While Matriarchal religion has the focus of prehistoric religion and ancient civilizations, the field of feminist theology is mostly associated with the introduction of feminist ideology into Christianity or Judaism.




J. J. Bachofen (1861) postulated that the historical patriarchates were a comparatively recent development, having replaced an earlier state of primeval matriarchy, and postulated a "chthonic-maternal" prehistoric religion.

Bachofen presents a model where matriarchal society and chthonic mystery cults are the second of four stages of the historical development of religion. The first stage he called "Hetaerism", characterized as a paleolithic hunter-and-gatherer society practicing a polyamorous and communistic lifestyle. The second stage is the Neolithic, a matriarchal "lunar" stage of agriculture with an early form of Demeter the dominant deity. This was followed by a "Dionysian" stage of emerging patriarchy, finally succeeded by the "Apollonian" stage of patriarchy and the appearance of civilization in classical antiquity.


Robert Graves postulated a prehistoric matriarchal religion in the 1950s, in his The Greek Myths and The White Goddess.

Second-wave feminism

The ideas of Bachofen and Graves were taken up in 1970s feminism, by authors such as Merlin Stone, who took the Paleolithic Venus figurines as evidence of prehistorical matriachal religion.

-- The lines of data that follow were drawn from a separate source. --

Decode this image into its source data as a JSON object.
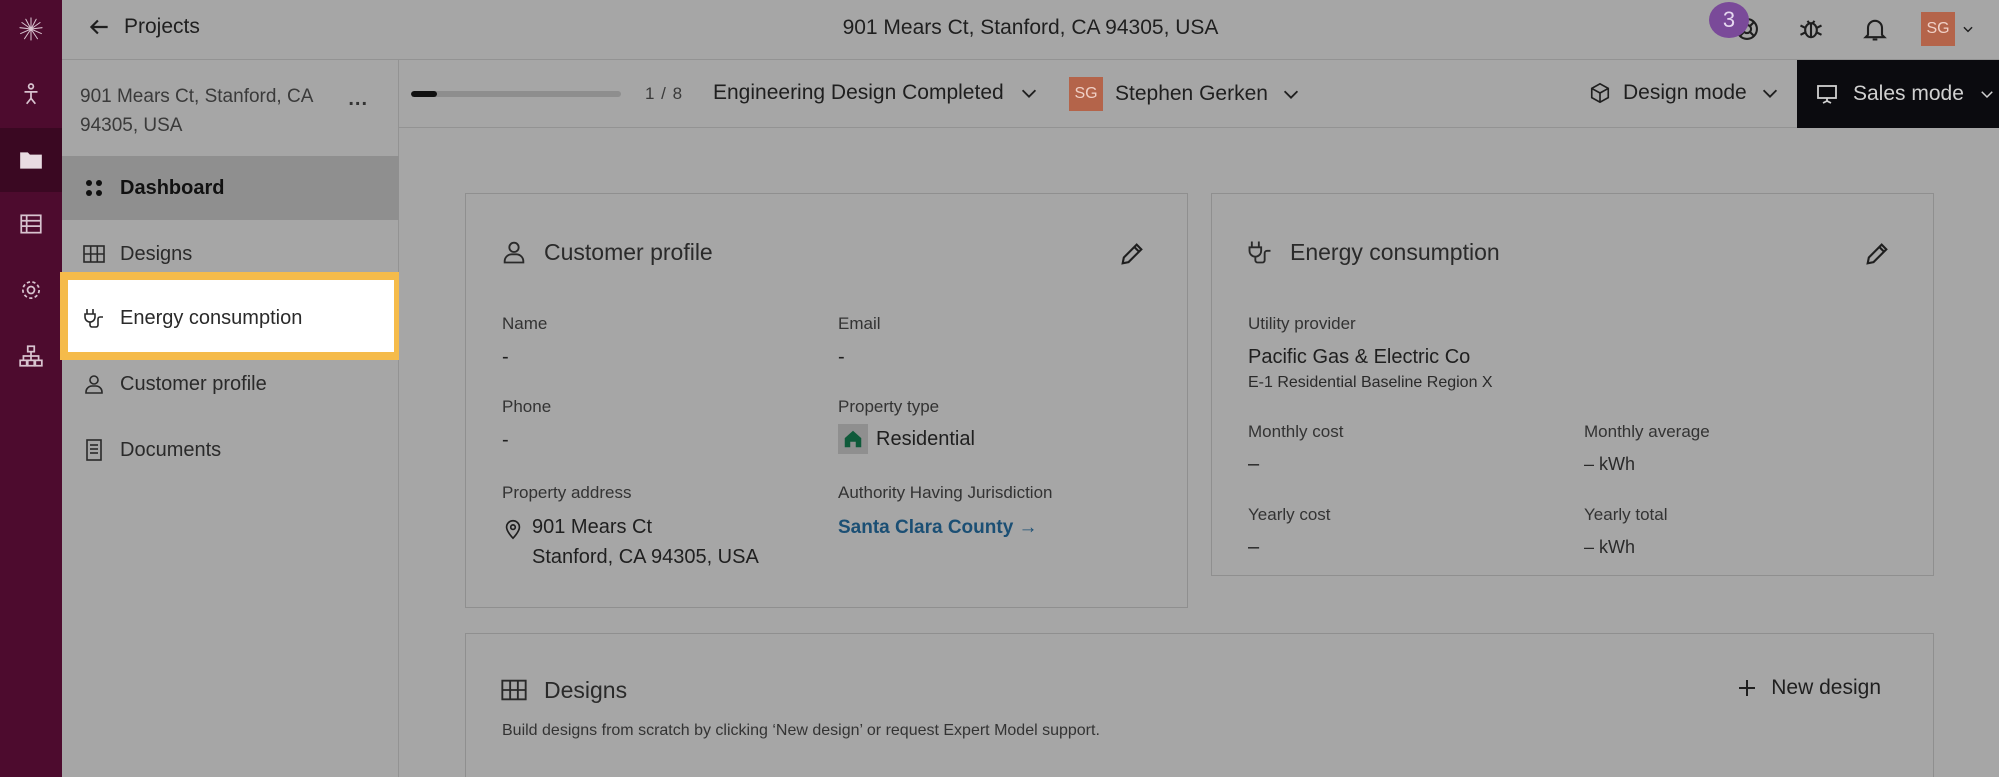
{
  "rail": {
    "items": [
      {
        "icon": "person-pin-icon"
      },
      {
        "icon": "folder-icon",
        "active": true
      },
      {
        "icon": "table-icon"
      },
      {
        "icon": "gear-icon"
      },
      {
        "icon": "org-chart-icon"
      }
    ]
  },
  "header": {
    "back_label": "Projects",
    "title": "901 Mears Ct, Stanford, CA 94305, USA",
    "notification_count": "3",
    "user_initials": "SG"
  },
  "sidebar": {
    "address": "901 Mears Ct, Stanford, CA 94305, USA",
    "more": "...",
    "items": [
      {
        "label": "Dashboard",
        "icon": "dots-grid-icon",
        "active": true
      },
      {
        "label": "Designs",
        "icon": "grid-icon"
      },
      {
        "label": "Energy consumption",
        "icon": "plug-icon",
        "highlighted": true
      },
      {
        "label": "Customer profile",
        "icon": "person-icon"
      },
      {
        "label": "Documents",
        "icon": "document-icon"
      }
    ]
  },
  "subbar": {
    "progress_fraction": 0.125,
    "progress_count": "1 / 8",
    "stage": "Engineering Design Completed",
    "assignee_initials": "SG",
    "assignee_name": "Stephen Gerken",
    "design_mode": "Design mode",
    "sales_mode": "Sales mode"
  },
  "customer_profile": {
    "title": "Customer profile",
    "name_label": "Name",
    "name_value": "-",
    "email_label": "Email",
    "email_value": "-",
    "phone_label": "Phone",
    "phone_value": "-",
    "property_type_label": "Property type",
    "property_type_value": "Residential",
    "property_address_label": "Property address",
    "address_line1": "901 Mears Ct",
    "address_line2": "Stanford, CA 94305, USA",
    "ahj_label": "Authority Having Jurisdiction",
    "ahj_value": "Santa Clara County →"
  },
  "energy_consumption": {
    "title": "Energy consumption",
    "utility_label": "Utility provider",
    "utility_value": "Pacific Gas & Electric Co",
    "rate_plan": "E-1 Residential Baseline Region X",
    "monthly_cost_label": "Monthly cost",
    "monthly_cost_value": "–",
    "monthly_avg_label": "Monthly average",
    "monthly_avg_value": "– kWh",
    "yearly_cost_label": "Yearly cost",
    "yearly_cost_value": "–",
    "yearly_total_label": "Yearly total",
    "yearly_total_value": "– kWh"
  },
  "designs": {
    "title": "Designs",
    "new_design_label": "New design",
    "description": "Build designs from scratch by clicking ‘New design’ or request Expert Model support."
  },
  "colors": {
    "rail": "#4d0b2e",
    "highlight": "#f5bb4a",
    "link": "#1b4f74",
    "notification_badge": "#7a4a99",
    "avatar": "#b4644a"
  }
}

Merlin Stone, from When God Was a Woman, Marija Gimbutas introduced the field of feminist archaeology in the 1970s. Her The Civilization of the Goddess (1989) became a standard work for the theory that partiarchic or "androcratic" culture originated in the Bronze Age, replacing a Neolithic Goddess-centered worldview.

Merlin Stone presents matriarchal religions as involving a "cult of serpents" as a major symbol of spiritual wisdom , ferility, life, strength.

These theories were presented as scholarly hypotheses, albeit ostensibly from an ideological feminist viewpoint, in the 1970s, but they also influenced feminist spirituality and especially feminist branches of Neopaganism that also arose during the 1970s (see Dianic Wicca), so that Matriarchal religion is also a contemporary new religious movement within the larger field of Neopaganism, generally known as the Goddess movement.


While the Mother Goddess is a widely recognized archetype in psychoanalysis, and worship of Mother or Earth goddesses is known from numerous traditions of historical polytheism, even in classical patriarchic societies, the scholarly merit of the concept of the "Matriarchal religion" hypothesis has been de-emphasized since the 1990s, and the detrimental effect of using questionable scholarship to support political aims of feminism has been discussed in The Myth of Matriarchal Prehistory (2000).